Ok, mi dirai, “ma non sei mica tu il cliente dell’agenzia!”

D’accordo. Ma sai perché la cosa mi sta tanto a cuore? Adesso te lo spiego subito.

Perché il “cliente”, imprenditore, manager, professionista, AD di una grande multinazionale o di una piccola aziendina locale, fa questo tipo di ragionamento (legittimissimo e che purtroppo va a discapito di tutti quelli (pochi) che in Italia fanno ancora pubblicità a un livello professionale ragionevole):

  • 1. Pago un’agenzia pubblicitaria che si occupi della comunicazione della mia azienda

  • 2. L’agenzia ti confonde con una serie di termini che non capisci bene ma che ti piacciono perché ti danno sicurezza e un’ impressione di professionalità, poi ti parla di campagne emozionali e di brand awareness e, ehi, le emozioni piacciono a tutti

  • 3. Le loro campagne emozionali non ti portano neanche un centesimo in cassa

  • 4. Hai buttato via soldi e di conseguenza credi che la pubblicità serva solo a far buttare via soldi e basta

  • 5. Il prossimo logo, il prossimo slogan e le prossime campagne le fai scrivere a tuo nipote neolaureato in Lettere che almeno non ti dilapida il patrimonio!

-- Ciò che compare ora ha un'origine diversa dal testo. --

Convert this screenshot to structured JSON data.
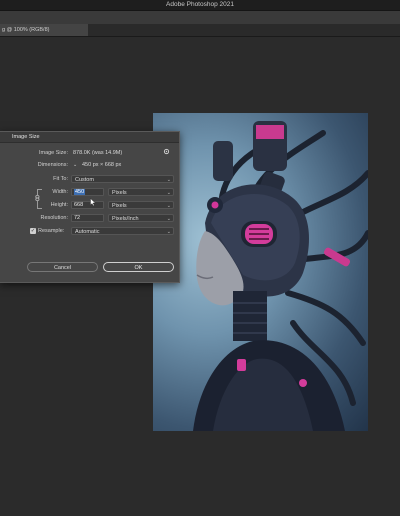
{
  "app": {
    "title": "Adobe Photoshop 2021"
  },
  "document": {
    "tab_label": "g @ 100% (RGB/8)"
  },
  "dialog": {
    "title": "Image Size",
    "image_size_label": "Image Size:",
    "image_size_value": "878.0K (was 14.9M)",
    "dimensions_label": "Dimensions:",
    "dimensions_value": "450 px  ×  668 px",
    "fit_to_label": "Fit To:",
    "fit_to_value": "Custom",
    "width_label": "Width:",
    "width_value": "450",
    "width_unit": "Pixels",
    "height_label": "Height:",
    "height_value": "668",
    "height_unit": "Pixels",
    "resolution_label": "Resolution:",
    "resolution_value": "72",
    "resolution_unit": "Pixels/Inch",
    "resample_label": "Resample:",
    "resample_checked": true,
    "resample_value": "Automatic",
    "cancel_label": "Cancel",
    "ok_label": "OK"
  },
  "icons": {
    "gear": "gear-icon",
    "link": "link-icon",
    "check": "✓",
    "chevron": "⌄"
  },
  "colors": {
    "accent_selection": "#3d6fb3",
    "artwork_magenta": "#e0409f"
  }
}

E ti dirò, c’hai pure ragione a pensarla così e fare così.

Solo che a questo punto è giusto che tu sappia una cosa. Ovvero che il mondo della pubblicità non è solo brand awareness, non è solo soddisfazione dell’ego creativo dei direttori artistici. Non è solo fuffa e cash out.

Esiste un piccolo sottobosco di professionisti che non si sentono per niente artisti, ma si sentono venditori, che sanno che la pubblicità deve creare ritorni sull’investimento, che deve contenere gli elementi essenziali per vendere, ma che soprattutto sanno come attuare tutto questo.

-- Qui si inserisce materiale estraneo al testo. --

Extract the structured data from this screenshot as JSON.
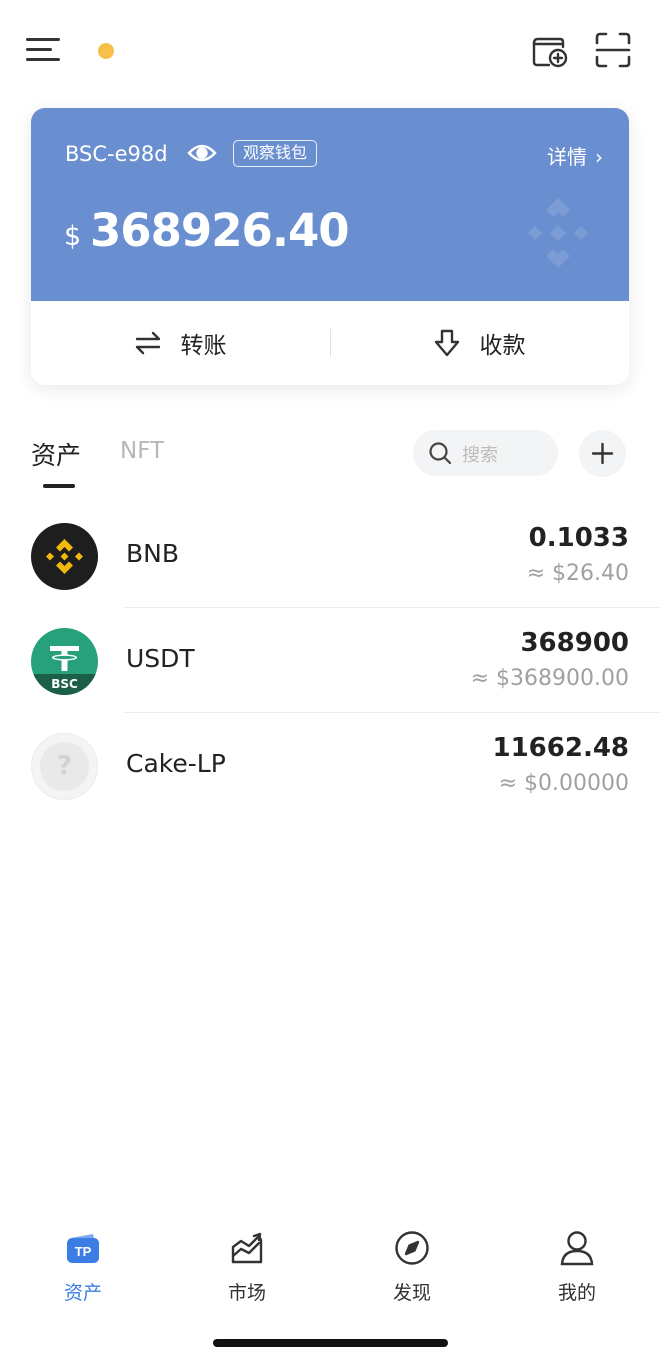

E sai, caro amico imprenditore o professionista, o manager, io ho una grande fortuna.

E cioè che tutte queste persone lavorano per me.

Ma torniamo a Nutella e alla nuova trovata di marketing della blasonata agenzia Ogilvy & Mather Italia.

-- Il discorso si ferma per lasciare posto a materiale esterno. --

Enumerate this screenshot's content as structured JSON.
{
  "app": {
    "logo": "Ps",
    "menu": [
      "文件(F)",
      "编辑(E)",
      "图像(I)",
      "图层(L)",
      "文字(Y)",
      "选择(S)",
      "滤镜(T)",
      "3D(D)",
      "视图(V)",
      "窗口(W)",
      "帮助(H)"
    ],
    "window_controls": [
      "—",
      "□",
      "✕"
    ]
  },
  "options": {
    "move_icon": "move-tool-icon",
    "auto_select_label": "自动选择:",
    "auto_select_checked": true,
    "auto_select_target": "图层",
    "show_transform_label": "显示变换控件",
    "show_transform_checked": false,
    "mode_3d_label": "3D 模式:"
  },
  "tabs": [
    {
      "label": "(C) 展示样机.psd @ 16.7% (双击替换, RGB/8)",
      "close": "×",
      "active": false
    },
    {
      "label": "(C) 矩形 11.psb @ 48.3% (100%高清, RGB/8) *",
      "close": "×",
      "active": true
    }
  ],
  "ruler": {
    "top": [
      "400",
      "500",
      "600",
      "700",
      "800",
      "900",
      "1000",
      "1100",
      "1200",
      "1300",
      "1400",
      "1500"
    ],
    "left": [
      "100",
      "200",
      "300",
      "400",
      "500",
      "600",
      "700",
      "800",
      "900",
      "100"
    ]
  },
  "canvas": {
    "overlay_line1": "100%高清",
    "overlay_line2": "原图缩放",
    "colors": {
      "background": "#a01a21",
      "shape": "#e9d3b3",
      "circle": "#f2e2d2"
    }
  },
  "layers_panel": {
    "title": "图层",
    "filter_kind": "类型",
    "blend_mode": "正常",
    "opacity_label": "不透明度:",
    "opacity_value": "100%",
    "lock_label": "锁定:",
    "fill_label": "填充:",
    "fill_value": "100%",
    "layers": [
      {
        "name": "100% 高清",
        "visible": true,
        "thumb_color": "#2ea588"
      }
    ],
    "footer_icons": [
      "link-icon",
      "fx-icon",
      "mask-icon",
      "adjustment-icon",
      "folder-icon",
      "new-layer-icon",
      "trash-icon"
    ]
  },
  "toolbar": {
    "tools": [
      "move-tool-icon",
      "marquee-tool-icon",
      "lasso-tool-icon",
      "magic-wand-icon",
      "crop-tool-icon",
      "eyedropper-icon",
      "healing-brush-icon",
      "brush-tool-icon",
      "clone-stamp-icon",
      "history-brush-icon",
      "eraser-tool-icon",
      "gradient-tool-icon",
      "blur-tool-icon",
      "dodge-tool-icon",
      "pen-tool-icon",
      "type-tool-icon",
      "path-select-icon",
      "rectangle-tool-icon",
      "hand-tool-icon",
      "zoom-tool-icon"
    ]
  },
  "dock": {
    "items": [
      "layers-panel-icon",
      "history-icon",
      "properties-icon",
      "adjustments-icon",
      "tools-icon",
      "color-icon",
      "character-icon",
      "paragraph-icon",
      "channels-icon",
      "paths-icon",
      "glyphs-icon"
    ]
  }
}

Dunque, Ferrero punta sull’idea di unicità col progetto “Nutella Unica”.

E lo fa creando dei vasetti che non avranno più la storica etichetta bianca con la fetta di pane spalmato e la scritta rossa sopra, bensì delle grafiche personalizzate per ogni singolo vasetto, con addirittura un numero di matricola per ogni vasetto.

Ma siamo sicuri che un’operazione del genere collocherà Nutella nella mente dei suoi consumatori come “Unica”?

E soprattutto… ce n’era davvero bisogno?

Facciamo un passo indietro e spieghiamo meglio.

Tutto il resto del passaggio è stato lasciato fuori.